CGT liability on Trust/Estate

I am currently dealing with an estate and a trust relating to the same property.

X died first in 2020 owning half of the property. At the time, the property was worth £470K, hence his share was valued as £235K in his probate papers. He awarded a life interest to his partner, Y, thereafter to his two adult children.

Y died in 2022. At the time, the property was valued at £525,500, hence her half share was valued at £262,750 in her probate papers. The life interest aggregated with her own free estate, but there was no IHT to pay as we had a full NRB and RNRB and we applied the 15% joint ownership discount. Her half share passes to her three adult children.

The property is now selling for £590K. In the absence of the Valuation Office Agency looking to increase the date of death value, I am looking to see what I can do mitigate the CGT liability on both the trust and the estate.

The trust would have ceased on the death of Y. Do I need to do anything to make use of X’s children’s annual allowances? Do I appropriate the half share belonging to Y to her three children?

Is there anything I have missed or should be thinking about?

Any thoughts would be most welcome.

Martyn Dixon
Harold Bell Infields & Co

I have a couple of thoughts on the IHT position first which may affect the CGT position

Firstly, In a situation such as this where the property is effectively in Y’s estate fully the discount for joint ownership is not in point.
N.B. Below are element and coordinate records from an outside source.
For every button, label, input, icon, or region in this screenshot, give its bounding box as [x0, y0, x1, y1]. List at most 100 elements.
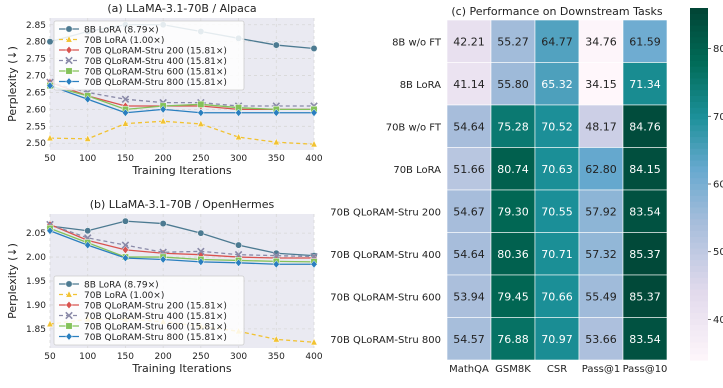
openhermes-x-axis-label: Training Iterations — [131, 362, 232, 375]
colorbar-segment — [690, 96, 708, 103]
alpaca-x-tick-label: 400 — [305, 154, 322, 164]
heatmap-cell — [534, 274, 580, 318]
alpaca-y-tick-label: 2.55 — [26, 122, 46, 132]
heatmap-cell-value: 65.32 — [541, 78, 573, 91]
openhermes-legend-label: 70B QLoRAM-Stru 800 (15.81×) — [84, 333, 227, 343]
colorbar-segment — [690, 348, 708, 355]
openhermes-data-point — [197, 257, 205, 266]
heatmap-cell-value: 70.55 — [541, 205, 573, 218]
heatmap-cell — [534, 317, 580, 361]
alpaca-data-point — [197, 108, 205, 117]
openhermes-y-tick-label: 1.90 — [26, 301, 46, 311]
openhermes-data-point — [197, 247, 205, 256]
alpaca-data-point — [310, 108, 318, 117]
alpaca-series-line — [49, 85, 314, 114]
colorbar-segment — [690, 142, 708, 150]
panel-a-alpaca-chart: 50 100 150 200 250 300 350 400 2.50 2.55 2.60 2.65 2… — [6, 2, 323, 177]
openhermes-legend-label: 8B LoRA (8.79×) — [84, 280, 159, 290]
heatmap-cell-value: 76.88 — [497, 333, 529, 346]
openhermes-data-point — [272, 260, 280, 269]
alpaca-data-point — [272, 108, 280, 117]
openhermes-data-point — [121, 253, 129, 263]
alpaca-legend-label: 8B LoRA (8.79×) — [84, 25, 159, 35]
colorbar-segment — [690, 354, 708, 361]
openhermes-series-line — [49, 223, 315, 258]
alpaca-legend-marker — [65, 25, 73, 33]
heatmap-cell-value: 53.94 — [453, 290, 485, 303]
alpaca-data-point — [159, 116, 167, 125]
openhermes-y-axis-label: Perplexity (↓) — [6, 243, 19, 319]
alpaca-legend-label: 70B QLoRAM-Stru 600 (15.81×) — [84, 67, 227, 77]
openhermes-x-tick-label: 100 — [79, 352, 96, 362]
colorbar-segment — [690, 119, 708, 126]
alpaca-x-tick-label: 150 — [117, 154, 134, 164]
openhermes-x-tick-label: 250 — [192, 352, 209, 362]
colorbar-segment — [690, 295, 708, 302]
heatmap-cell-value: 62.80 — [585, 163, 617, 176]
heatmap-cell-value: 85.37 — [629, 248, 661, 261]
colorbar-segment — [690, 184, 708, 191]
heatmap-cell-value: 70.97 — [541, 333, 573, 346]
alpaca-y-tick-label: 2.85 — [26, 21, 46, 31]
heatmap-column-label: Pass@1 — [582, 364, 621, 375]
heatmap-cell-value: 54.57 — [453, 333, 485, 346]
openhermes-data-point — [121, 241, 130, 249]
openhermes-series-line — [49, 227, 315, 263]
alpaca-data-point — [310, 139, 318, 148]
openhermes-data-point — [159, 255, 167, 264]
colorbar-tick-label: 50 — [713, 247, 723, 258]
alpaca-y-tick-label: 2.50 — [26, 139, 46, 149]
openhermes-data-point — [310, 260, 318, 269]
openhermes-legend-marker — [65, 300, 73, 310]
alpaca-legend-label: 70B QLoRAM-Stru 200 (15.81×) — [84, 46, 227, 56]
heatmap-cell-value: 70.71 — [541, 248, 573, 261]
heatmap-cell — [534, 19, 580, 63]
colorbar-segment — [690, 254, 708, 261]
openhermes-legend-marker — [65, 322, 73, 330]
heatmap-cell — [446, 19, 492, 63]
heatmap-cell-value: 41.14 — [453, 78, 485, 91]
heatmap-row-label: 70B LoRA — [393, 165, 441, 176]
openhermes-legend-label: 70B QLoRAM-Stru 600 (15.81×) — [84, 322, 227, 332]
heatmap-cell — [578, 274, 624, 318]
heatmap-cell-value: 80.36 — [497, 248, 529, 261]
heatmap-column-label: Pass@10 — [623, 364, 668, 375]
colorbar-segment — [690, 19, 708, 27]
alpaca-data-point — [46, 81, 54, 90]
openhermes-data-point — [159, 220, 167, 228]
colorbar-segment — [690, 54, 708, 62]
alpaca-data-point — [46, 38, 54, 46]
alpaca-series-line — [49, 81, 314, 107]
heatmap-cell-value: 75.28 — [497, 120, 529, 133]
colorbar-segment — [690, 213, 708, 220]
openhermes-data-point — [310, 337, 318, 346]
colorbar-segment — [690, 25, 708, 33]
colorbar-segment — [690, 189, 708, 197]
colorbar-segment — [690, 43, 708, 50]
alpaca-y-tick-label: 2.60 — [26, 105, 46, 115]
openhermes-x-tick-label: 150 — [117, 352, 134, 362]
alpaca-data-point — [121, 95, 130, 103]
heatmap-cell — [578, 317, 624, 361]
heatmap-column-label: MathQA — [449, 364, 489, 375]
alpaca-y-axis-label: Perplexity (↓) — [6, 46, 19, 122]
heatmap-row-label: 70B w/o FT — [386, 122, 442, 133]
colorbar-segment — [690, 207, 708, 214]
heatmap-cell — [578, 62, 624, 106]
openhermes-legend-marker — [65, 280, 73, 288]
alpaca-x-tick-label: 50 — [44, 154, 56, 164]
colorbar-segment — [690, 318, 708, 326]
alpaca-x-tick-label: 250 — [192, 154, 209, 164]
heatmap-cell — [534, 147, 580, 191]
heatmap-row-label: 8B w/o FT — [392, 37, 442, 48]
alpaca-y-tick-label: 2.75 — [26, 55, 46, 65]
colorbar-tick-label: 40 — [713, 315, 723, 326]
alpaca-data-point — [272, 41, 280, 49]
heatmap-cell-value: 55.49 — [585, 290, 617, 303]
heatmap-cell-value: 53.66 — [585, 333, 617, 346]
heatmap-cell-value: 83.54 — [629, 333, 661, 346]
heatmap-title: (c) Performance on Downstream Tasks — [451, 5, 662, 18]
alpaca-y-tick-label: 2.80 — [26, 38, 46, 48]
colorbar-segment — [690, 272, 708, 279]
openhermes-data-point — [46, 319, 54, 328]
There is reference to this in the manual IHTM 15071. Secondly I would question if the full RNRB would be available as one half does not pass to Y’s lineal descendants (I assume X & Y were not married)

As to CGT if IHT is not paid then the values are not ascertained and you fall back onto the CGT rules which I believe would give a discount for joint ownership at death. Should IHT be paid on any adjustments needed because of my comments above or due to the value being increased after the DV is involved then the values will be fixed for CGT purposes. A little IHT could save more CGT.

If the trust came to and end on Y’s death the beneficial ownership for CGT will have passed to X’s children so any CGT on that share will fall on them automatically. As to the share in Y’s estate an appropriation could be used to reduce the exposure, either full or partial if you want to use the exors AE as well.

Re CGT, on Y’s death qua life tenant if the trust set up on X’s death terminates then the trustees are deemed to have disposed of and then re-acquired the trust property at its then MV. The trustees will then hold the property as bare trustees for X’s two children equally beneficially.

On any sale of the property X’s two children will have a CGT exposure on any attributable gain.

Wrt Y’s own 50% beneficial interest there will be on Y’s death an automatic CGT uplift to MV. Either the PRs of Y’s estate may effect the disposal of the 50% held by the PRs and/or the PRs may appropriate some percentage amongst Y’s three children.